18:01 karolherbst: mupuf: it only reports whatever goes in/out of the battery
18:45 mupuf: karolherbst: I see. A little annoying but you can still use the idle power consumption for calibration... I guess
18:46 mupuf: just read the power with nvidia-smi, then use the tool I made to spy on the i2c bus
18:46 mupuf: and you'll see if we read the sensor correctly
18:50 Lyude: mupuf: jfyi: the not-as-good-as-expected power consumption with clockgating is most likely due to an issue I mentioned to karolherbst: I think some of the engine init stuff past kepler2 is slightly moved around in nouveau such that we accidentally load the clkgate pack after enabling the main CG registers, so it may or may not be leaving the actual applied cg settings at whatever they were in the vbios
18:50 Lyude: I likely just need to figure out where to put the init functions for the packs so they get loaded earlier
18:51 karolherbst: no, the power consumption nouveau reads out on my GPU is just wrong
18:51 Lyude: oh
18:51 Lyude: well either way testing locally the power savings I've seen aren't what they should be
18:59 karolherbst: mupuf: mhh, so it seems like nouveau only creates two rails for real :/
19:02 karolherbst: mhh
19:02 karolherbst: some random person on nvidia boards: "I forgot to mention that, after shifting, the shunt and bus values have to be scaled by 40 uV and 8 mV, respectively (based on the INA3221 datasheet). 40 uV is the LSB for the shunt-voltage register and 8 mV is the LSB for the bus-voltage register."

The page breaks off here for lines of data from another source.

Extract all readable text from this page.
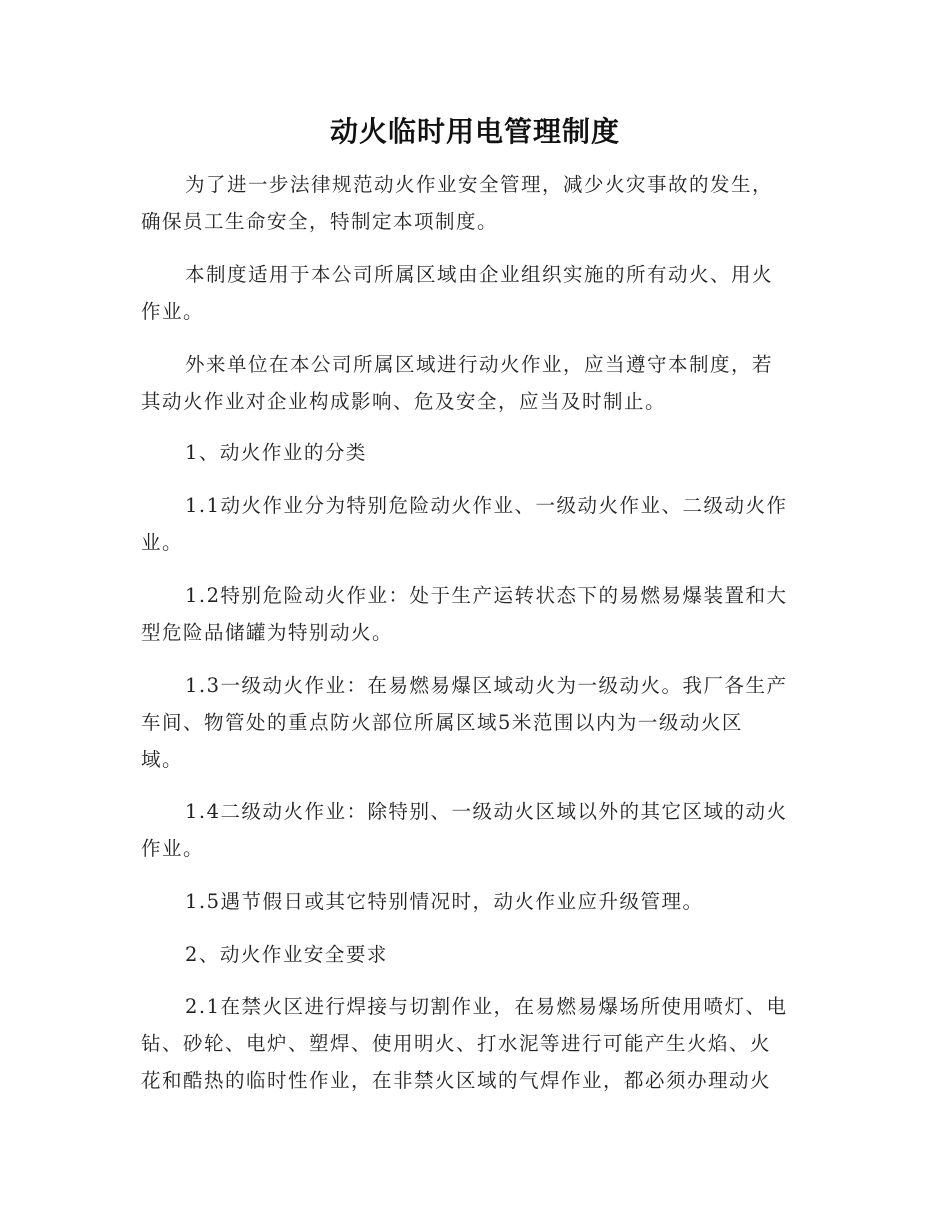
动火临时用电管理制度

为了进一步法律规范动火作业安全管理，减少火灾事故的发生，
确保员工生命安全，特制定本项制度。

本制度适用于本公司所属区域由企业组织实施的所有动火、用火
作业。

外来单位在本公司所属区域进行动火作业，应当遵守本制度，若
其动火作业对企业构成影响、危及安全，应当及时制止。

1、动火作业的分类

1.1动火作业分为特别危险动火作业、一级动火作业、二级动火作
业。

1.2特别危险动火作业：处于生产运转状态下的易燃易爆装置和大
型危险品储罐为特别动火。

1.3一级动火作业：在易燃易爆区域动火为一级动火。我厂各生产
车间、物管处的重点防火部位所属区域5米范围以内为一级动火区
域。

1.4二级动火作业：除特别、一级动火区域以外的其它区域的动火
作业。

1.5遇节假日或其它特别情况时，动火作业应升级管理。

2、动火作业安全要求

2.1在禁火区进行焊接与切割作业，在易燃易爆场所使用喷灯、电
钻、砂轮、电炉、塑焊、使用明火、打水泥等进行可能产生火焰、火
花和酷热的临时性作业，在非禁火区域的气焊作业，都必须办理动火
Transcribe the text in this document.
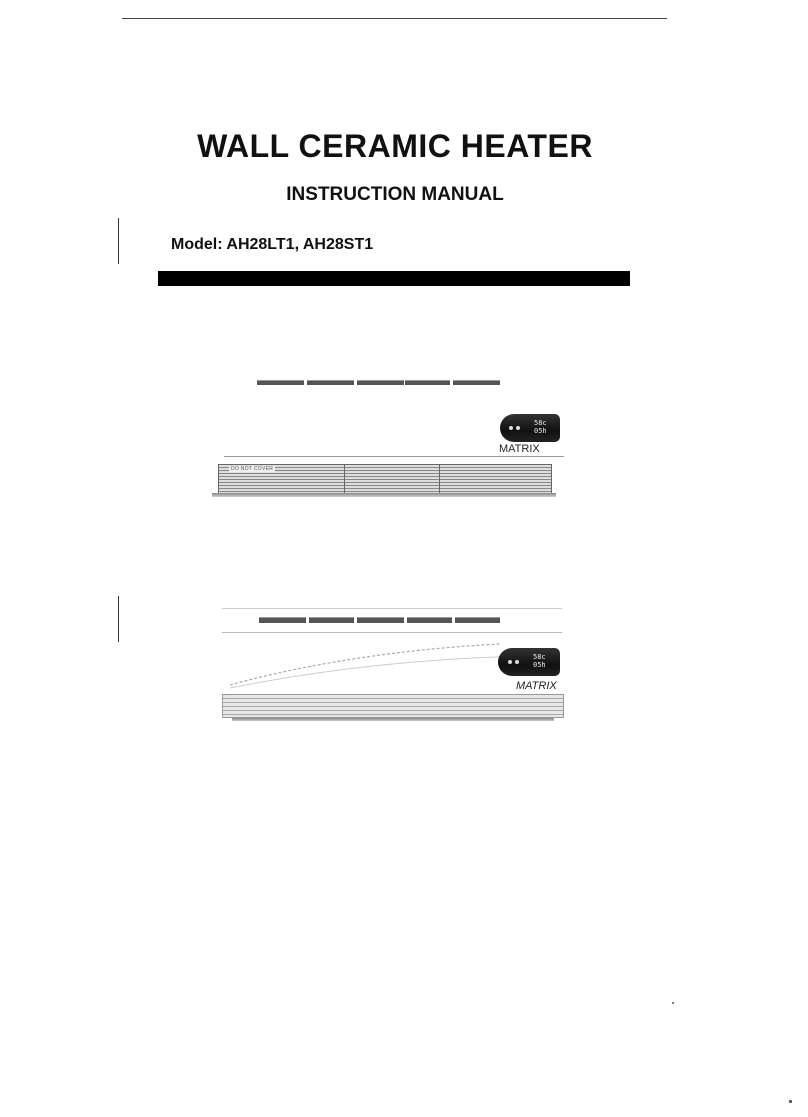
WALL CERAMIC HEATER
INSTRUCTION MANUAL

Model: AH28LT1, AH28ST1

58c
05h
MATRIX
DO NOT COVER
58c
05h
MATRIX
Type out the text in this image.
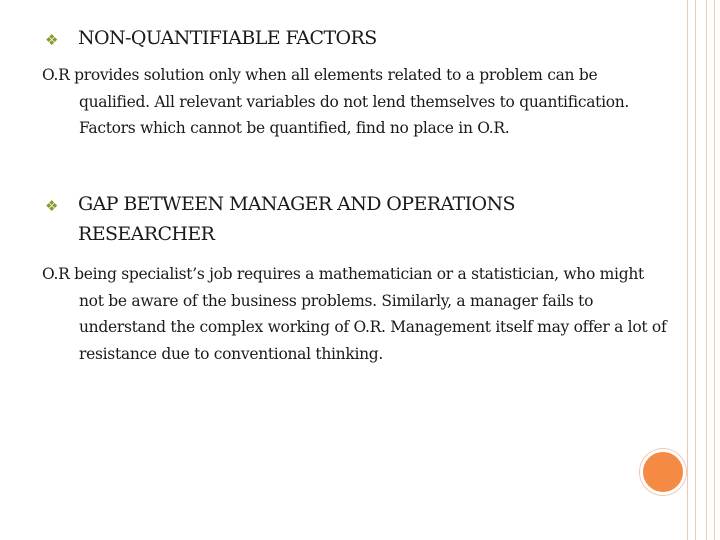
❖ NON-QUANTIFIABLE FACTORS
O.R provides solution only when all elements related to a problem can be qualified. All relevant variables do not lend themselves to quantification. Factors which cannot be quantified, find no place in O.R.
❖ GAP BETWEEN MANAGER AND OPERATIONS RESEARCHER
O.R being specialist’s job requires a mathematician or a statistician, who might not be aware of the business problems. Similarly, a manager fails to understand the complex working of O.R. Management itself may offer a lot of resistance due to conventional thinking.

19:02 karolherbst: but I do that...
19:03 karolherbst: or.. wait
19:47 karolherbst: mhhh
19:47 karolherbst: no, I am sure I parse the values correctly
19:48 karolherbst: rail0: shunt: 1f0 bus: 4bb0 rai1: shunt: f8 bus: 4bb0
19:48 karolherbst: those are signed values, but have to be right shifted by 3
19:49 karolherbst: bus: 2422 shunt0: 62 shunt1: 31
19:50 karolherbst: lsb for shunt is 40uV for bus is 8mV
19:50 karolherbst: bus: 19.376V
19:51 karolherbst: shunt0: 0.002480V shunt1: 0.001240V
19:51 karolherbst: shunt ressistence is 5 mohm
19:52 karolherbst: shunt0: 0.496A shunt1: 0.248A.

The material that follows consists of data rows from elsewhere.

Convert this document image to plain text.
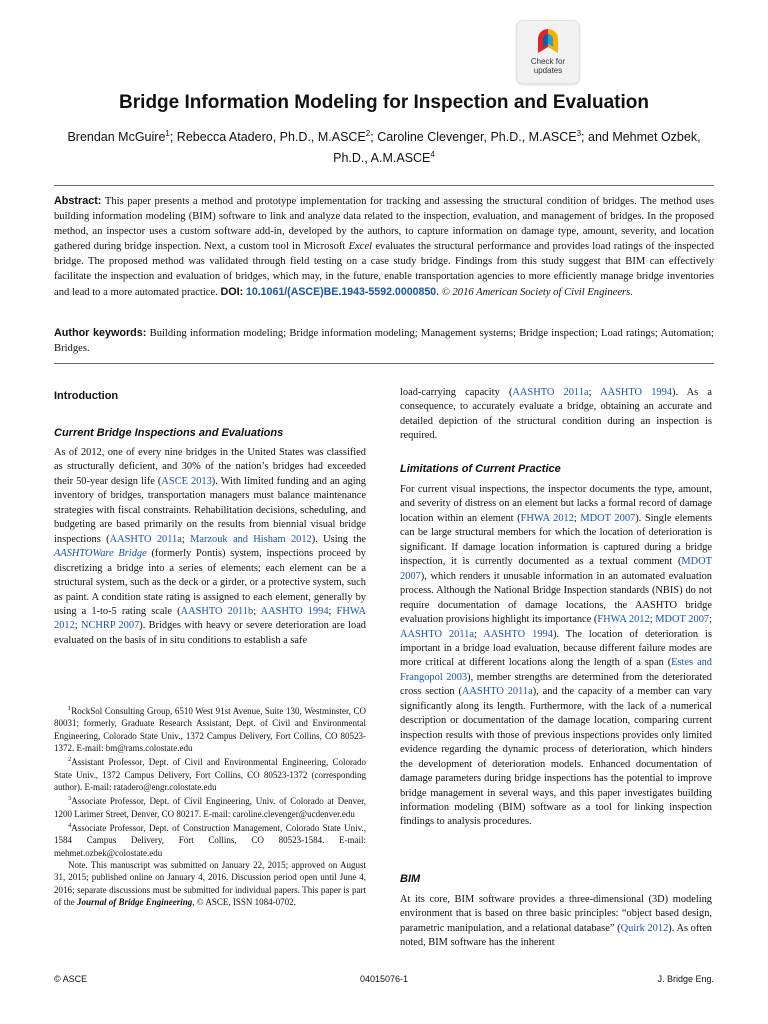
Check for
updates
Bridge Information Modeling for Inspection and Evaluation
Brendan McGuire$^1$; Rebecca Atadero, Ph.D., M.ASCE$^2$; Caroline Clevenger, Ph.D., M.ASCE$^3$; and Mehmet Ozbek, Ph.D., A.M.ASCE$^4$
Abstract: This paper presents a method and prototype implementation for tracking and assessing the structural condition of bridges. The method uses building information modeling (BIM) software to link and analyze data related to the inspection, evaluation, and management of bridges. In the proposed method, an inspector uses a custom software add-in, developed by the authors, to capture information on damage type, amount, severity, and location gathered during bridge inspection. Next, a custom tool in Microsoft Excel evaluates the structural performance and provides load ratings of the inspected bridge. The proposed method was validated through field testing on a case study bridge. Findings from this study suggest that BIM can effectively facilitate the inspection and evaluation of bridges, which may, in the future, enable transportation agencies to more efficiently manage bridge inventories and lead to a more automated practice. DOI: 10.1061/(ASCE)BE.1943-5592.0000850. © 2016 American Society of Civil Engineers.
Author keywords: Building information modeling; Bridge information modeling; Management systems; Bridge inspection; Load ratings; Automation; Bridges.
Introduction
Current Bridge Inspections and Evaluations

As of 2012, one of every nine bridges in the United States was classified as structurally deficient, and 30% of the nation’s bridges had exceeded their 50-year design life (ASCE 2013). With limited funding and an aging inventory of bridges, transportation managers must balance maintenance strategies with fiscal constraints. Rehabilitation decisions, scheduling, and budgeting are based primarily on the results from biennial visual bridge inspections (AASHTO 2011a; Marzouk and Hisham 2012). Using the AASHTOWare Bridge (formerly Pontis) system, inspections proceed by discretizing a bridge into a series of elements; each element can be a structural system, such as the deck or a girder, or a protective system, such as paint. A condition state rating is assigned to each element, generally by using a 1-to-5 rating scale (AASHTO 2011b; AASHTO 1994; FHWA 2012; NCHRP 2007). Bridges with heavy or severe deterioration are load evaluated on the basis of in situ conditions to establish a safe

$^1$RockSol Consulting Group, 6510 West 91st Avenue, Suite 130, Westminster, CO 80031; formerly, Graduate Research Assistant, Dept. of Civil and Environmental Engineering, Colorado State Univ., 1372 Campus Delivery, Fort Collins, CO 80523-1372. E-mail: bm@rams.colostate.edu

$^2$Assistant Professor, Dept. of Civil and Environmental Engineering, Colorado State Univ., 1372 Campus Delivery, Fort Collins, CO 80523-1372 (corresponding author). E-mail: ratadero@engr.colostate.edu

$^3$Associate Professor, Dept. of Civil Engineering, Univ. of Colorado at Denver, 1200 Larimer Street, Denver, CO 80217. E-mail: caroline.clevenger@ucdenver.edu

$^4$Associate Professor, Dept. of Construction Management, Colorado State Univ., 1584 Campus Delivery, Fort Collins, CO 80523-1584. E-mail: mehmet.ozbek@colostate.edu

Note. This manuscript was submitted on January 22, 2015; approved on August 31, 2015; published online on January 4, 2016. Discussion period open until June 4, 2016; separate discussions must be submitted for individual papers. This paper is part of the Journal of Bridge Engineering, © ASCE, ISSN 1084-0702.

load-carrying capacity (AASHTO 2011a; AASHTO 1994). As a consequence, to accurately evaluate a bridge, obtaining an accurate and detailed depiction of the structural condition during an inspection is required.

Limitations of Current Practice

For current visual inspections, the inspector documents the type, amount, and severity of distress on an element but lacks a formal record of damage location within an element (FHWA 2012; MDOT 2007). Single elements can be large structural members for which the location of deterioration is significant. If damage location information is captured during a bridge inspection, it is currently documented as a textual comment (MDOT 2007), which renders it unusable information in an automated evaluation process. Although the National Bridge Inspection standards (NBIS) do not require documentation of damage locations, the AASHTO bridge evaluation provisions highlight its importance (FHWA 2012; MDOT 2007; AASHTO 2011a; AASHTO 1994). The location of deterioration is important in a bridge load evaluation, because different failure modes are more critical at different locations along the length of a span (Estes and Frangopol 2003), member strengths are determined from the deteriorated cross section (AASHTO 2011a), and the capacity of a member can vary significantly along its length. Furthermore, with the lack of a numerical description or documentation of the damage location, comparing current inspection results with those of previous inspections provides only limited evidence regarding the dynamic process of deterioration, which hinders the development of deterioration models. Enhanced documentation of damage parameters during bridge inspections has the potential to improve bridge management in several ways, and this paper investigates building information modeling (BIM) software as a tool for linking inspection findings to analysis procedures.

BIM

At its core, BIM software provides a three-dimensional (3D) modeling environment that is based on three basic principles: “object based design, parametric manipulation, and a relational database” (Quirk 2012). As often noted, BIM software has the inherent

© ASCE	04015076-1	J. Bridge Eng.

19:53 karolherbst: 19.376V * (0.496A + 0.248A) = 14.415744W
19:53 karolherbst: mupuf, Sarayan: ^^ this sounds correct, no?
20:01 karolherbst: config says: channel 0+1 enabled, 64 samples per value, 140 μs "Bus and Shunt voltage conversion time", "Shunt and bus, continuous" operation mode
20:09 karolherbst: ... duh, nvidia
20:23 karolherbst: nice... I am able to read the sensor out with nvidia loaded
20:24 karolherbst: nvidas values then
20:25 karolherbst: bus: 0x4be0, shunt0: 0x150, shunt1: 0x8c
20:25 karolherbst: mhhhh
20:25 karolherbst: mupuf: seems like nvidia indeed reads out much lower values
20:28 karolherbst: 9.168128W with the same way I calculate it in nouveau
20:28 karolherbst: nvidia-smi reports 8 or 9W
20:28 karolherbst: soooo
20:28 karolherbst: meh
20:34 karolherbst: mupuf: any ideas why the sensor would produce higher values with under nouveau?